I started cycling again about six months ago, for the first time since, I don’t know, high school maybe. And whenever I tell someone I ride a bike on the streets of Dallas, they get this half-wincing smile, as if I’d just said the meth lab’s doing great and my realtor and I are about to close on a new location. They’re apparently thinking, what can you say to a guy like this, he’s determined to kill himself.
But the truth is, the very thing that makes friends and family fear for my life is exactly what makes cycling in Dallas relatively safe. I said relatively.
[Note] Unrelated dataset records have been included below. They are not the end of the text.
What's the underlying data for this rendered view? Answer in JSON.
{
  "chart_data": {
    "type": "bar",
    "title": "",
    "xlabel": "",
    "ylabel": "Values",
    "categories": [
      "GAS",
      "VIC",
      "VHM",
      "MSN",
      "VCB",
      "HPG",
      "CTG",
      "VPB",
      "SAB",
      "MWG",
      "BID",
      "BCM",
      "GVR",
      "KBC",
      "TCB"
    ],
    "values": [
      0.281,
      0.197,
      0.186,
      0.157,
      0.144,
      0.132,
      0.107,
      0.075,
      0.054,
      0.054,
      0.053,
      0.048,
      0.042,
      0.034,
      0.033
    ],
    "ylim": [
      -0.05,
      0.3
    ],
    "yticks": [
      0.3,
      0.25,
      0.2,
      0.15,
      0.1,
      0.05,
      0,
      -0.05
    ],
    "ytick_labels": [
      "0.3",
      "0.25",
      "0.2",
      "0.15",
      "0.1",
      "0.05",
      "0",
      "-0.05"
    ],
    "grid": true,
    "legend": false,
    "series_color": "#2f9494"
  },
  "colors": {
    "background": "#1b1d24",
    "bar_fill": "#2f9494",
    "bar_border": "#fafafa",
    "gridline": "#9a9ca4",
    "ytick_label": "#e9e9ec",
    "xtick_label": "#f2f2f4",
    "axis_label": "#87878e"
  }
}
Dallas drivers are indeed rushing everywhere. Latte’d to the hilt. Late for work. Late for crossfit. Late for childcare. The thing is, they know they don’t have time for all the paperwork they’d have to deal with should they kill me.
Sure, I’ve taken my tumbles. Once I went down smack-dab in the middle of an intersection as a car turned in front of me on a Downtown Saturday Night. And once I did a faceplant into the curb in a city park. Both times my pride was the most wounded part of me.
But I get a wide berth from Dallas drivers. It helps that I strap flashing red lights all over if it’s just so much as cloudy out. And I ride like I’m supposed to be there. I own the lane because cars will be tempted to squeeze by if I ride to close to the curb.
So come on. It’s not so bad out there. We need more cyclists on the street. So I can start complaining about how the bike lanes are so crowded and there’s no place left to lock up.